Ritornando al punto espresso precedentemente, ho potuto notare un grande utilizzo di elementi caratteristici della Sardegna nell’opera teatrale, tanto da poter quasi immergersi nel suo ambiente. Inoltre l’aggiunta non ha gravato sullo spettacolo deviandolo dalla sua trama principale; piuttosto l’ha accentuato, reso più aspro e serio in alcune scene, allegro, spensierato ed energico in altre.

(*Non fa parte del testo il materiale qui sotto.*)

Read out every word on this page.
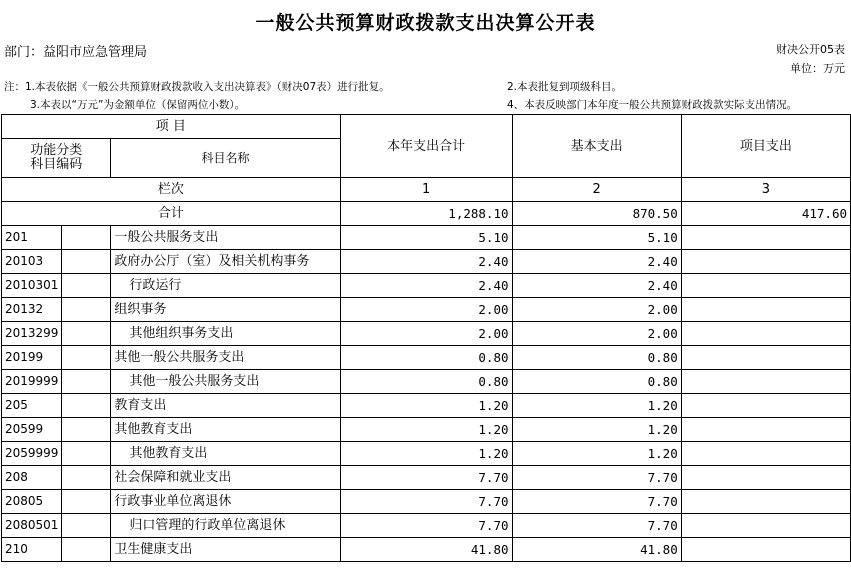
一般公共预算财政拨款支出决算公开表
部门：益阳市应急管理局	财决公开05表
单位：万元
注：1.本表依据《一般公共预算财政拨款收入支出决算表》（财决07表）进行批复。	2.本表批复到项级科目。
3.本表以“万元”为金额单位（保留两位小数）。	4、本表反映部门本年度一般公共预算财政拨款实际支出情况。
项 目			本年支出合计	基本支出	项目支出

功能分类
科目编码		科目名称			
栏次			1	2	3
合计			1,288.10	870.50	417.60
201		一般公共服务支出	5.10	5.10	
20103		政府办公厅（室）及相关机构事务	2.40	2.40	
2010301		行政运行	2.40	2.40	
20132		组织事务	2.00	2.00	
2013299		其他组织事务支出	2.00	2.00	
20199		其他一般公共服务支出	0.80	0.80	
2019999		其他一般公共服务支出	0.80	0.80	
205		教育支出	1.20	1.20	
20599		其他教育支出	1.20	1.20	
2059999		其他教育支出	1.20	1.20	
208		社会保障和就业支出	7.70	7.70	
20805		行政事业单位离退休	7.70	7.70	
2080501		归口管理的行政单位离退休	7.70	7.70	
210		卫生健康支出	41.80	41.80	
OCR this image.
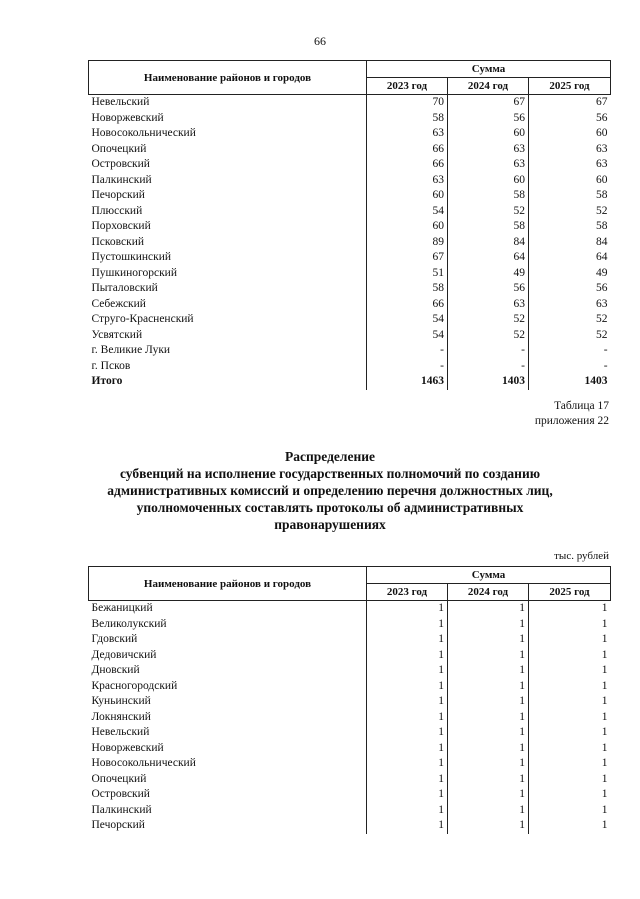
66
Наименование районов и городов	Сумма		
	2023 год	2024 год	2025 год
Невельский	70	67	67
Новоржевский	58	56	56
Новосокольнический	63	60	60
Опочецкий	66	63	63
Островский	66	63	63
Палкинский	63	60	60
Печорский	60	58	58
Плюсский	54	52	52
Порховский	60	58	58
Псковский	89	84	84
Пустошкинский	67	64	64
Пушкиногорский	51	49	49
Пыталовский	58	56	56
Себежский	66	63	63
Струго-Красненский	54	52	52
Усвятский	54	52	52
г. Великие Луки	-	-	-
г. Псков	-	-	-
Итого	1463	1403	1403
Таблица 17
приложения 22
Распределение
субвенций на исполнение государственных полномочий по созданию
административных комиссий и определению перечня должностных лиц,
уполномоченных составлять протоколы об административных
правонарушениях
тыс. рублей
Наименование районов и городов	Сумма		
	2023 год	2024 год	2025 год
Бежаницкий	1	1	1
Великолукский	1	1	1
Гдовский	1	1	1
Дедовичский	1	1	1
Дновский	1	1	1
Красногородский	1	1	1
Куньинский	1	1	1
Локнянский	1	1	1
Невельский	1	1	1
Новоржевский	1	1	1
Новосокольнический	1	1	1
Опочецкий	1	1	1
Островский	1	1	1
Палкинский	1	1	1
Печорский	1	1	1
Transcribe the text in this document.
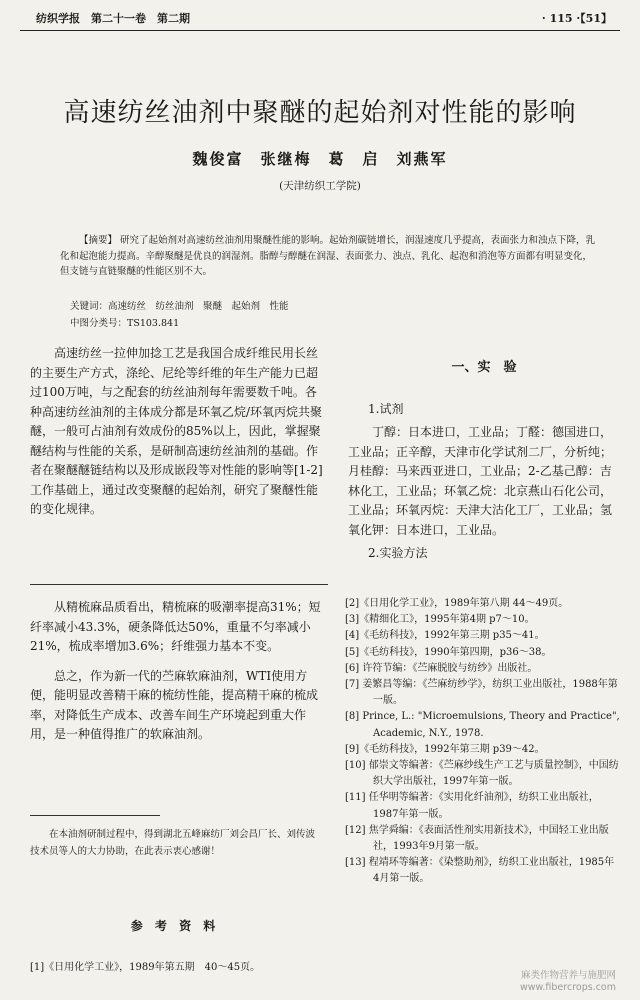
纺织学报　第二十一卷　第二期	· 115 ·【51】
高速纺丝油剂中聚醚的起始剂对性能的影响
魏俊富　张继梅　葛　启　刘燕军
(天津纺织工学院)
【摘要】 研究了起始剂对高速纺丝油剂用聚醚性能的影响。起始剂碳链增长，润湿速度几乎提高，表面张力和浊点下降，乳化和起泡能力提高。辛醇聚醚是优良的润湿剂。脂醇与醇醚在润湿、表面张力、浊点、乳化、起泡和消泡等方面都有明显变化，但支链与直链聚醚的性能区别不大。
关键词：高速纺丝　纺丝油剂　聚醚　起始剂　性能
中图分类号：TS103.841
高速纺丝一拉伸加捻工艺是我国合成纤维民用长丝的主要生产方式，涤纶、尼纶等纤维的年生产能力已超过100万吨，与之配套的纺丝油剂每年需要数千吨。各种高速纺丝油剂的主体成分都是环氧乙烷/环氧丙烷共聚醚，一般可占油剂有效成份的85%以上，因此，掌握聚醚结构与性能的关系，是研制高速纺丝油剂的基础。作者在聚醚醚链结构以及形成嵌段等对性能的影响等[1-2]工作基础上，通过改变聚醚的起始剂，研究了聚醚性能的变化规律。
一、实　验
1.试剂
丁醇：日本进口，工业品；丁醛：德国进口，工业品；正辛醇，天津市化学试剂二厂，分析纯；月桂醇：马来西亚进口，工业品；2-乙基己醇：吉林化工，工业品；环氧乙烷：北京燕山石化公司，工业品；环氧丙烷：天津大沽化工厂，工业品；氢氧化钾：日本进口，工业品。
2.实验方法
从精梳麻品质看出，精梳麻的吸潮率提高31%；短纤率减小43.3%，硬条降低达50%，重量不匀率减小21%，梳成率增加3.6%；纤维强力基本不变。
总之，作为新一代的苎麻软麻油剂，WTI使用方便，能明显改善精干麻的梳纺性能，提高精干麻的梳成率，对降低生产成本、改善车间生产环境起到重大作用，是一种值得推广的软麻油剂。
[2]《日用化学工业》，1989年第八期 44～49页。
[3]《精细化工》，1995年第4期 p7～10。
[4]《毛纺科技》，1992年第三期 p35～41。
[5]《毛纺科技》，1990年第四期，p36～38。
[6] 许符节编：《苎麻脱胶与纺纱》出版社。
[7] 姜繁昌等编：《苎麻纺纱学》，纺织工业出版社，1988年第一版。
[8] Prince, L.: "Microemulsions, Theory and Practice", Academic, N.Y., 1978.
[9]《毛纺科技》，1992年第三期 p39～42。
[10] 郁崇文等编著：《苎麻纱线生产工艺与质量控制》，中国纺织大学出版社，1997年第一版。
[11] 任华明等编著：《实用化纤油剂》，纺织工业出版社，1987年第一版。
[12] 焦学舜编：《表面活性剂实用新技术》，中国轻工业出版社，1993年9月第一版。
[13] 程靖环等编著：《染整助剂》，纺织工业出版社，1985年4月第一版。
在本油剂研制过程中，得到湖北五峰麻纺厂刘会昌厂长、刘传波技术员等人的大力协助，在此表示衷心感谢！
参 考 资 料
[1]《日用化学工业》，1989年第五期　40～45页。
麻类作物营养与施肥网
www.fibercrops.com
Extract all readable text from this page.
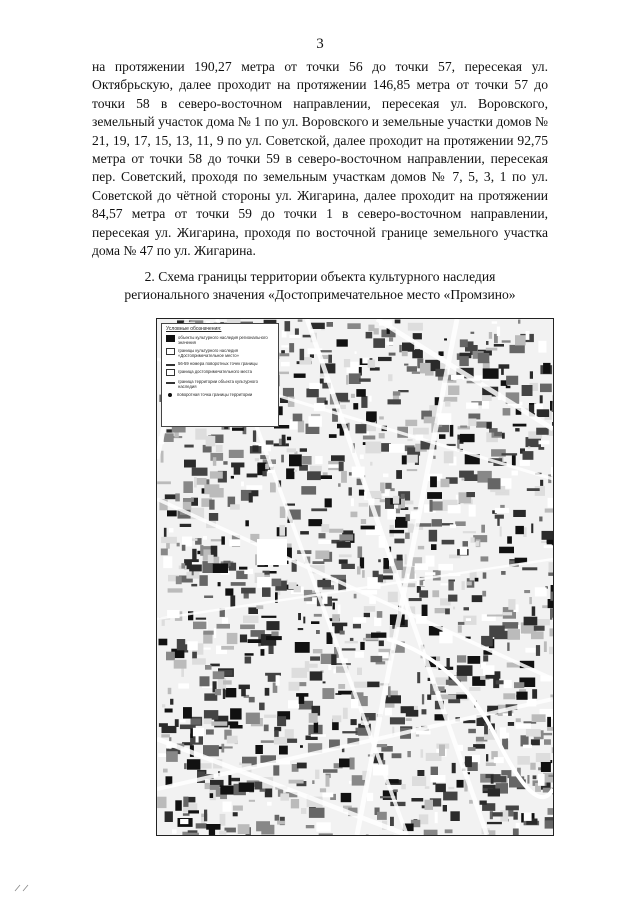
3

на протяжении 190,27 метра от точки 56 до точки 57, пересекая ул. Октябрьскую, далее проходит на протяжении 146,85 метра от точки 57 до точки 58 в северо-восточном направлении, пересекая ул. Воровского, земельный участок дома № 1 по ул. Воровского и земельные участки домов № 21, 19, 17, 15, 13, 11, 9 по ул. Советской, далее проходит на протяжении 92,75 метра от точки 58 до точки 59 в северо-восточном направлении, пересекая пер. Советский, проходя по земельным участкам домов № 7, 5, 3, 1 по ул. Советской до чётной стороны ул. Жигарина, далее проходит на протяжении 84,57 метра от точки 59 до точки 1 в северо-восточном направлении, пересекая ул. Жигарина, проходя по восточной границе земельного участка дома № 47 по ул. Жигарина.

2. Схема границы территории объекта культурного наследия
регионального значения «Достопримечательное место «Промзино»
Условные обозначения:
объекты культурного наследия регионального значения
границы культурного наследия «Достопримечательное место»
56-59 номера поворотных точек границы
граница достопримечательного места
граница территории объекта культурного наследия
поворотная точка границы территории
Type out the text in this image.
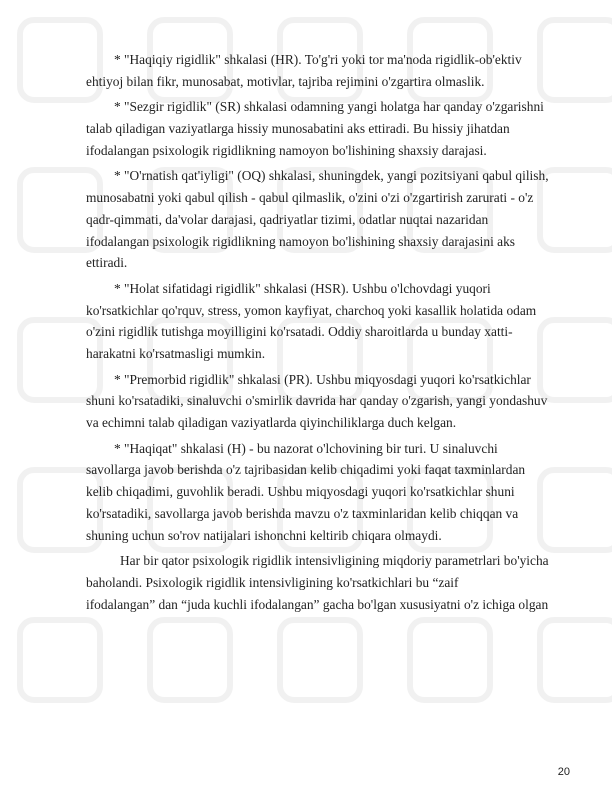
* "Haqiqiy rigidlik" shkalasi (HR). To'g'ri yoki tor ma'noda rigidlik-ob'ektiv
ehtiyoj bilan fikr, munosabat, motivlar, tajriba rejimini o'zgartira olmaslik.

* "Sezgir rigidlik" (SR) shkalasi odamning yangi holatga har qanday o'zgarishni
talab qiladigan vaziyatlarga hissiy munosabatini aks ettiradi. Bu hissiy jihatdan
ifodalangan psixologik rigidlikning namoyon bo'lishining shaxsiy darajasi.

* "O'rnatish qat'iyligi" (OQ) shkalasi, shuningdek, yangi pozitsiyani qabul qilish,
munosabatni yoki qabul qilish - qabul qilmaslik, o'zini o'zi o'zgartirish zarurati - o'z
qadr-qimmati, da'volar darajasi, qadriyatlar tizimi, odatlar nuqtai nazaridan
ifodalangan psixologik rigidlikning namoyon bo'lishining shaxsiy darajasini aks
ettiradi.

* "Holat sifatidagi rigidlik" shkalasi (HSR). Ushbu o'lchovdagi yuqori
ko'rsatkichlar qo'rquv, stress, yomon kayfiyat, charchoq yoki kasallik holatida odam
o'zini rigidlik tutishga moyilligini ko'rsatadi. Oddiy sharoitlarda u bunday xatti-
harakatni ko'rsatmasligi mumkin.

* "Premorbid rigidlik" shkalasi (PR). Ushbu miqyosdagi yuqori ko'rsatkichlar
shuni ko'rsatadiki, sinaluvchi o'smirlik davrida har qanday o'zgarish, yangi yondashuv
va echimni talab qiladigan vaziyatlarda qiyinchiliklarga duch kelgan.

* "Haqiqat" shkalasi (H) - bu nazorat o'lchovining bir turi. U sinaluvchi
savollarga javob berishda o'z tajribasidan kelib chiqadimi yoki faqat taxminlardan
kelib chiqadimi, guvohlik beradi. Ushbu miqyosdagi yuqori ko'rsatkichlar shuni
ko'rsatadiki, savollarga javob berishda mavzu o'z taxminlaridan kelib chiqqan va
shuning uchun so'rov natijalari ishonchni keltirib chiqara olmaydi.

Har bir qator psixologik rigidlik intensivligining miqdoriy parametrlari bo'yicha
baholandi. Psixologik rigidlik intensivligining ko'rsatkichlari bu “zaif
ifodalangan” dan “juda kuchli ifodalangan” gacha bo'lgan xususiyatni o'z ichiga olgan

20
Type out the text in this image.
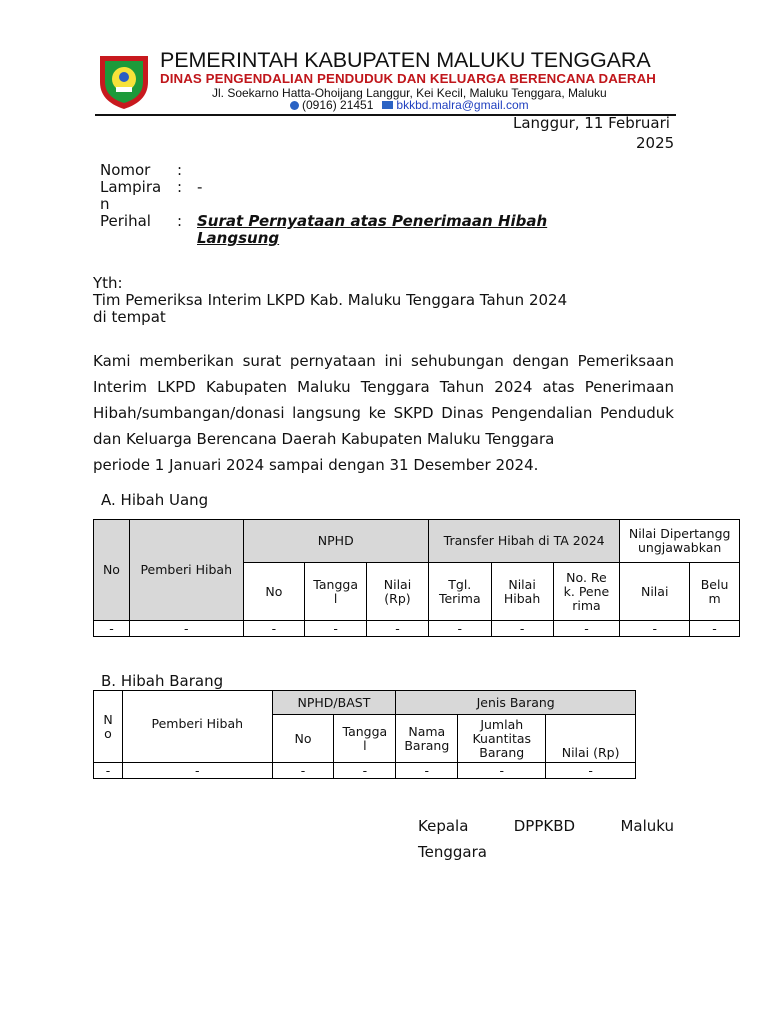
PEMERINTAH KABUPATEN MALUKU TENGGARA
DINAS PENGENDALIAN PENDUDUK DAN KELUARGA BERENCANA DAERAH
Jl. Soekarno Hatta-Ohoijang Langgur, Kei Kecil, Maluku Tenggara, Maluku
(0916) 21451 bkkbd.malra@gmail.com
Langgur, 11 Februari
2025
Nomor :
Lampira
n
: -
Perihal : Surat Pernyataan atas Penerimaan Hibah Langsung
Yth:
Tim Pemeriksa Interim LKPD Kab. Maluku Tenggara Tahun 2024
di tempat
Kami memberikan surat pernyataan ini sehubungan dengan Pemeriksaan Interim LKPD Kabupaten Maluku Tenggara Tahun 2024 atas Penerimaan Hibah/sumbangan/donasi langsung ke SKPD Dinas Pengendalian Penduduk dan Keluarga Berencana Daerah Kabupaten Maluku Tenggara
periode 1 Januari 2024 sampai dengan 31 Desember 2024.
A. Hibah Uang
No	Pemberi Hibah	NPHD			Transfer Hibah di TA 2024			Nilai Dipertanggungjawabkan	
		No	Tanggal	Nilai (Rp)	Tgl. Terima	Nilai Hibah	No. Rek. Penerima	Nilai	Belum
-	-	-	-	-	-	-	-	-	-
B. Hibah Barang
No	Pemberi Hibah	NPHD/BAST		Jenis Barang		
		No	Tanggal	Nama Barang	Jumlah Kuantitas Barang	Nilai (Rp)
-	-	-	-	-	-	-
Kepala	DPPKBD	Maluku
Tenggara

Questo spettacolo è stato capace di narrare una cupa vicenda e, oltretutto, di raccontarla in modo che lo spettatore possa viverla, capirla ed essere segnato da essa.

Martino Dalla Vecchia

Durante l’opera ,inizialmente, i suoni che accompagnavano lo spettacolo mi hanno infastidito, erano forti, stridenti e rimbombavano…Abituandomi, questi rumori hanno contribuito a un coinvolgimento emotivo, creando un’atmosfera cupa e a volte violenta.
L’ironia creata dalle streghe mischiata all’aria profonda e nera dell’opera  da vita ad un’atmosfera agrodolce che inonda la sala.
Nonostante la lingua sarda, non ci si annoia, perchè la maggior parte del coinvolgimento è dato dalle azioni, dagli spostamenti degli attori e dai rumori che scandiscono lo spettacolo.
Mi è piaciuta molto questa rappresentazione , hanno preso la trama come fondamenta e hanno costruito un bel palazzo pieno di suoni e emozioni forti.